1. There are potential new infrastructure costs for give sites (GPUs, curation of data, research databases to house the curated data)
2. How much data standardization is needed?
3. There are numerous difference FL methods, privacy preservation methods, and uncertainty estimations: This requires experimentation to reveal advantages, barriers, limitations, etc.
4. Each site will likely need CS/Data science expertise to manage the infrastructure
5. Using FL for medical imaging is considered the standard use case, there has been little consideration for other types of data (large scale ‘omic data, EMR data, pathology images, etc)
6. How do garner interest in a multi-site FL project?

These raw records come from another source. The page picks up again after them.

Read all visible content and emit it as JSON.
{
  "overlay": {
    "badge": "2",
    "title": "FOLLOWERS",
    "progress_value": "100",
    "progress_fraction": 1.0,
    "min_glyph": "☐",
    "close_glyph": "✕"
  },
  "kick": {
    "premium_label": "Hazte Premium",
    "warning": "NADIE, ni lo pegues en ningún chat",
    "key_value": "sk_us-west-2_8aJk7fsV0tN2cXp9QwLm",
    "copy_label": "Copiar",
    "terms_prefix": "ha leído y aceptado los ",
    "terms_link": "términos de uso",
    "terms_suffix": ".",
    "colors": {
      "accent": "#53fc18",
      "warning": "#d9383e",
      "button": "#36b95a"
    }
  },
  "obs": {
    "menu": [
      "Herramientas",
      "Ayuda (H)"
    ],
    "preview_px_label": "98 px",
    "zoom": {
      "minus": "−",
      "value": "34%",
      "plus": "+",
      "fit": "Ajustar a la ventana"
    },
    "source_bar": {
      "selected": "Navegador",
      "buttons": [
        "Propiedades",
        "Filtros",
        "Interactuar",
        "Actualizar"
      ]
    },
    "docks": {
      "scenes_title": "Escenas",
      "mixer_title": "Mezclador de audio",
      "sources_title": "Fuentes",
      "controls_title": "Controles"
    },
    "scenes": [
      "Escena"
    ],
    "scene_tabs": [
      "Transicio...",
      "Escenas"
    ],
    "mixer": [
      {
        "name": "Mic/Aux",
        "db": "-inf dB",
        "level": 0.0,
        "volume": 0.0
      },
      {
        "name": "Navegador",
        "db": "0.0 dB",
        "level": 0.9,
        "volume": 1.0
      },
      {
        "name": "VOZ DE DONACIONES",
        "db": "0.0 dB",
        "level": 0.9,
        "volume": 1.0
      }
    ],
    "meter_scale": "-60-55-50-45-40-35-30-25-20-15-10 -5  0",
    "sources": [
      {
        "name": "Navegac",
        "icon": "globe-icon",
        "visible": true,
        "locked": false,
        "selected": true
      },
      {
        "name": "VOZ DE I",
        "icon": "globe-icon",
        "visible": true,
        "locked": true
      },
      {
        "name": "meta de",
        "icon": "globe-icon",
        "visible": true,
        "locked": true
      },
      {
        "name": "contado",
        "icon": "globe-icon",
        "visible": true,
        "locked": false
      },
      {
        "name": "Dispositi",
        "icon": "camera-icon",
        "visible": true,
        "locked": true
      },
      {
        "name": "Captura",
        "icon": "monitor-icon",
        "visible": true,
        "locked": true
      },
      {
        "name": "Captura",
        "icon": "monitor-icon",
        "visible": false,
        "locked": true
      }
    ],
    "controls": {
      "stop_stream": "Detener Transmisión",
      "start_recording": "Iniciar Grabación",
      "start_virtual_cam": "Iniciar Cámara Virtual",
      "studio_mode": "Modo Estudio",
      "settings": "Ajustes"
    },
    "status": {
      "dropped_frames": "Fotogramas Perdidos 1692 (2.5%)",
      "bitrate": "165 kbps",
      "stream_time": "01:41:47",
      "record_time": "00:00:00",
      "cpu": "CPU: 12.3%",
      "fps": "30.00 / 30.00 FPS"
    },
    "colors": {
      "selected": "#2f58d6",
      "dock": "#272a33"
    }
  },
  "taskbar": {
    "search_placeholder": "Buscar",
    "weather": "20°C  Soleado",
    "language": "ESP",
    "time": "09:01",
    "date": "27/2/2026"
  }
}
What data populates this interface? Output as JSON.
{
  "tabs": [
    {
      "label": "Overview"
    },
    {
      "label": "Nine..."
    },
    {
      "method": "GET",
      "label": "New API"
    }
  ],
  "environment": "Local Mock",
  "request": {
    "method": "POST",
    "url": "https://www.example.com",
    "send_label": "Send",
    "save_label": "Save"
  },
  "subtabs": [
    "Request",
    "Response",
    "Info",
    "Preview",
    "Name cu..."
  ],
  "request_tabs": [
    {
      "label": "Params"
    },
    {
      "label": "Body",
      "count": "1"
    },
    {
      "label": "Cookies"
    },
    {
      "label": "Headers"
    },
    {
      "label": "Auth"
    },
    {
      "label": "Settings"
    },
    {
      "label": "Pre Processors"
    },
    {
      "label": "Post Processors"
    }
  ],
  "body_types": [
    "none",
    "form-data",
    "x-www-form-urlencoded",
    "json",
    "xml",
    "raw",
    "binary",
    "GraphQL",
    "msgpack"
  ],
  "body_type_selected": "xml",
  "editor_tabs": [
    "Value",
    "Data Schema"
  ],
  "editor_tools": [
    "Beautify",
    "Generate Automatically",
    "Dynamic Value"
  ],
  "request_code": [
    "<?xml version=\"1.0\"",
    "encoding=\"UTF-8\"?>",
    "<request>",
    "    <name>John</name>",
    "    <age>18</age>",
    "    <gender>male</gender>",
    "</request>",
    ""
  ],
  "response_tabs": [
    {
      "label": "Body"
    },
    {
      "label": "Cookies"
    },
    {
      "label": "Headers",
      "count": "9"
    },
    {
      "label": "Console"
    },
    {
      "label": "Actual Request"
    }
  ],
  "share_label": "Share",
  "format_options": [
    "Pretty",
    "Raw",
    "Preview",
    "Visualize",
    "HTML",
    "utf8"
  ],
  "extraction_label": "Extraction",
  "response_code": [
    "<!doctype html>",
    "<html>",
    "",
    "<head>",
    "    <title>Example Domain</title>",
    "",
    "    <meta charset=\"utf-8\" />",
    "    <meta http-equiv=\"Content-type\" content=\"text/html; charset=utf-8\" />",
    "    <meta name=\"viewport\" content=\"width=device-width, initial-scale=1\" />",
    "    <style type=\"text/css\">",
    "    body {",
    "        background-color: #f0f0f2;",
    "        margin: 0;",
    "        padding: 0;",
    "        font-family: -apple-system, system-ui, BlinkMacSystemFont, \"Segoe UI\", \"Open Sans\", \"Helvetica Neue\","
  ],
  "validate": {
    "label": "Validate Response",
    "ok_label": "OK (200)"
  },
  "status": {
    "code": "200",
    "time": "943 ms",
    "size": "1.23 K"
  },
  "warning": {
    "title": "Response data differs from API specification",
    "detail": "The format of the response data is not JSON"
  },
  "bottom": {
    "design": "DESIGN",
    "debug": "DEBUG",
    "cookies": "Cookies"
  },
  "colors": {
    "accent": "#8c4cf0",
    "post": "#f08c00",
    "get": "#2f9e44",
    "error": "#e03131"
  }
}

3. Use of existing biomarkers in the EDRN for clinical utility trials - Marquez

a) Use of Test cancer-specific assays in other cancer sites

Assays that were trained and validated on a specific cancer (e.g., head and neck), may be relevant and perform well in a different cancer (e.g., lung).

Discussion Points:

1. What are the bars the EDRN assays need to meet in order to move to a CUT?
2. Would EDRN or CSRN (Cancer Screening Research Network) guide the CUT?
3. If CSRN, what role would the EDRN PI have, if any? Protocol development, data analysis

b) Commercial biomarkers and Pan-biomarkers/MCDs/MCEDs

Partner with commercial companies (and non-commercial entities) that have MCD/MCED platforms or organ-specific assays and test in EDRN studies.

Discussion Points:

1. What role would EDRN play? feasibility, preliminary data, pilot?

4. Biomarkers for recurrence – POTENTIAL OTHER TOPIC

EDRN has largely been diagnosed on risk, early detection, and diagnosis. Yet, the EDRN has expanded to include cancer recurrence (and death) in early-stage disease. So, testing existing biomarker algorithms (or develop new biomarker algorithms) for cancer recurrence in early-stage and/or screen detected cancers.

a) Mathematical models for natural trajectory from risk à diagnosis à clinical outcomes

Mathematical Oncology has emerged as an important area of research that integrate applied and theoretical mathematics with experimental data to better understand cancer initiation, progression, and treatment and to aid in the clinical utilization of integrated models in precision medicine. These principles have yet to be fully appreciated in the early detection setting.

b) Likewise, develop biomarker algorithms for indolent disease?